Harrington International reports $2.5m in net earnings
Bermuda-based captive reinsurer, Harrington International Insurance, Ltd., has declared net earnings of $2,502,507 ($3.58 per share) for its first full year to December 31.
Owned by Swiss Re and "Winterthur'' Swiss Insurance Co., the company wrote nearly $44.6 million in business for the year, a reduction from the near $58.6 million the company wrote in their initial eight months of business after being incorporated in April 1995.
Chairman John O. Austin reported: "The consolidation within the industry to which I referred last year has continued in all sectors, including retail broking and will no doubt lead to further concentration of per risk and natural catastrophe exposure.'' During the year, the company achieved a more balanced portfolio in terms of corporate diversification and geography and continues to seek more progress in this area in the future.
Mr. Austin said, "We are somewhat disappointed that there has been a loss of business due primarily to the weak market conditions that have prevailed during the year and which at this stage show no sign of abating.
"We do not believe that we should follow market pricing which bears little relation to the exposure at risk. Our future success and that of our clients and reinsurers is ultimately dependent upon the mutual acceptance of sound underwriting practices and quality management control.'' President and CEO, Hans W. Hefti, said, "Harrington is an answer to long-term structural changes in a highly competitive industrial property insurance market. I am therefore pleased to report a profit which includes the amortization of $2.3 million of organisation costs in this, Harrington's first full year of operation.
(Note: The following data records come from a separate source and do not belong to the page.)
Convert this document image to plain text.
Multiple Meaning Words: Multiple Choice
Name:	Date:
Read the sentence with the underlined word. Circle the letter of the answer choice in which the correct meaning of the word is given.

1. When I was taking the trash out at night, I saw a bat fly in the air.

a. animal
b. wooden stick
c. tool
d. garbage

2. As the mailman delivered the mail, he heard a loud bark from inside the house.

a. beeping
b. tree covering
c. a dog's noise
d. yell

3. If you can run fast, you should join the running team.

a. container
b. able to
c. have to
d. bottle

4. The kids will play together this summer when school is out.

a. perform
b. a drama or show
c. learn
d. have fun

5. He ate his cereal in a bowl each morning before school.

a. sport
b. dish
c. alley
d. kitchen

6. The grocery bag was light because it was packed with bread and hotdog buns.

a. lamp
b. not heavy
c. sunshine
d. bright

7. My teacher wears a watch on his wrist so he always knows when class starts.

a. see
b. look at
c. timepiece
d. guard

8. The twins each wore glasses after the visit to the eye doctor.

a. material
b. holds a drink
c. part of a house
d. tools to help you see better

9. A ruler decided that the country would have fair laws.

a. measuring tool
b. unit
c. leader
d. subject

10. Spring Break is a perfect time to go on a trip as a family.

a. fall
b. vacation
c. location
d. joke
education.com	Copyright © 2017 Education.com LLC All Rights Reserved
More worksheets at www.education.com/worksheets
"The need to refocus the industrial property underwriting process is apparent in this market segment. Certain established markets now have to reevaluate their existing risk portfolios and qualitative risk standards, which confirms Harrington's defined strategy.'' Harrington's strategic plan is to control its aggregate exposures in the various segments and product categories. It is determined to focus on excess property insurance. More than 50 percent of their client base is written on a limited basis, reflecting a very different risk than the premium-rich blanket limit policies.
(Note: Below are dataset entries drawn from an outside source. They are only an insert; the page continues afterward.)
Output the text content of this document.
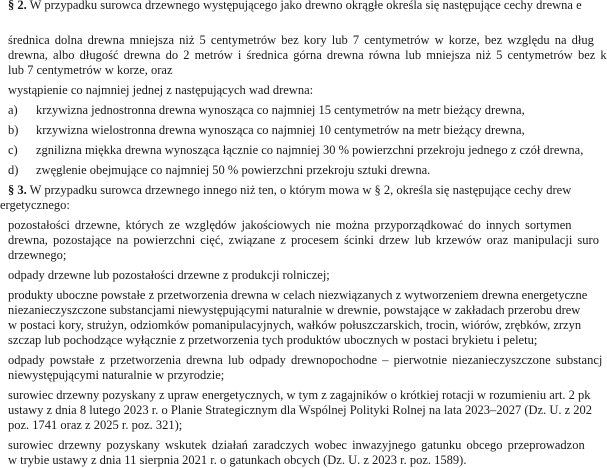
§ 2. W przypadku surowca drzewnego występującego jako drewno okrągłe określa się następujące cechy drewna e
średnica dolna drewna mniejsza niż 5 centymetrów bez kory lub 7 centymetrów w korze, bez względu na dług
drewna, albo długość drewna do 2 metrów i średnica górna drewna równa lub mniejsza niż 5 centymetrów bez k
lub 7 centymetrów w korze, oraz
wystąpienie co najmniej jednej z następujących wad drewna:
a) krzywizna jednostronna drewna wynosząca co najmniej 15 centymetrów na metr bieżący drewna,
b) krzywizna wielostronna drewna wynosząca co najmniej 10 centymetrów na metr bieżący drewna,
c) zgnilizna miękka drewna wynosząca łącznie co najmniej 30 % powierzchni przekroju jednego z czół drewna,
d) zwęglenie obejmujące co najmniej 50 % powierzchni przekroju sztuki drewna.
§ 3. W przypadku surowca drzewnego innego niż ten, o którym mowa w § 2, określa się następujące cechy drew
ergetycznego:
pozostałości drzewne, których ze względów jakościowych nie można przyporządkować do innych sortymen
drewna, pozostające na powierzchni cięć, związane z procesem ścinki drzew lub krzewów oraz manipulacji suro
drzewnego;
odpady drzewne lub pozostałości drzewne z produkcji rolniczej;
produkty uboczne powstałe z przetworzenia drewna w celach niezwiązanych z wytworzeniem drewna energetyczne
niezanieczyszczone substancjami niewystępującymi naturalnie w drewnie, powstające w zakładach przerobu drew
w postaci kory, strużyn, odziomków pomanipulacyjnych, wałków połuszczarskich, trocin, wiórów, zrębków, zrzyn
szczap lub pochodzące wyłącznie z przetworzenia tych produktów ubocznych w postaci brykietu i peletu;
odpady powstałe z przetworzenia drewna lub odpady drewnopochodne – pierwotnie niezanieczyszczone substancj
niewystępującymi naturalnie w przyrodzie;
surowiec drzewny pozyskany z upraw energetycznych, w tym z zagajników o krótkiej rotacji w rozumieniu art. 2 pk
ustawy z dnia 8 lutego 2023 r. o Planie Strategicznym dla Wspólnej Polityki Rolnej na lata 2023–2027 (Dz. U. z 202
poz. 1741 oraz z 2025 r. poz. 321);
surowiec drzewny pozyskany wskutek działań zaradczych wobec inwazyjnego gatunku obcego przeprowadzon
w trybie ustawy z dnia 11 sierpnia 2021 r. o gatunkach obcych (Dz. U. z 2023 r. poz. 1589).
Mr. Hefti said, "Harrington's aspiration to develop a balanced risk portfolio of the largest global corporations has only been partly achieved. The decrease in premiums written in 1996 is due to selective underwriting in a competitive market with declining premium rates for all worldwide property business.
"The replacing of low deductible blanket limit participations by medium or high excess business further reduced the premium volume.
"We decided not to pursue premium growth at this stage, but to remain focused on excess business, adequate risk pricing and financial discipline.'' Sixteen property losses occurred during the year, the largest of which was an explosion within an electric arc furnace at a nickel production plant in Indonesia for about $14 million.
Harrington's net share was $1.4 million after the application of reinsurance.
The largest marine loss was the break up and sinking of a barge tow on the Ohio River for $2.2 million. Harrington's net share was $110,000.
The net loss ratio was 71.5 percent. Net losses and loss expenses incurred were $4.2 million.
Total investment income was $3.9 million. Unrealised appreciation on investments as of December 31, amounted to $5.3 million and is a significant contributor to the company's capital base.
Harrington acts as a reinsurer of captives and similar types of "rent-a-captive'' arrangements. The property business underwritten includes fire and business interruption risks and machinery breakdown.
The marine business includes all classes of hull and cargo for blue water, coastal and river risks. The company sold its marine portfolio as of June 30, 1996 and ceased writing that line of business. Policies in force until June 30, 1996 are being run off. The company has quota share and excess of loss retrocession arrangements in place to limit its liability on both a per risk and per event basis.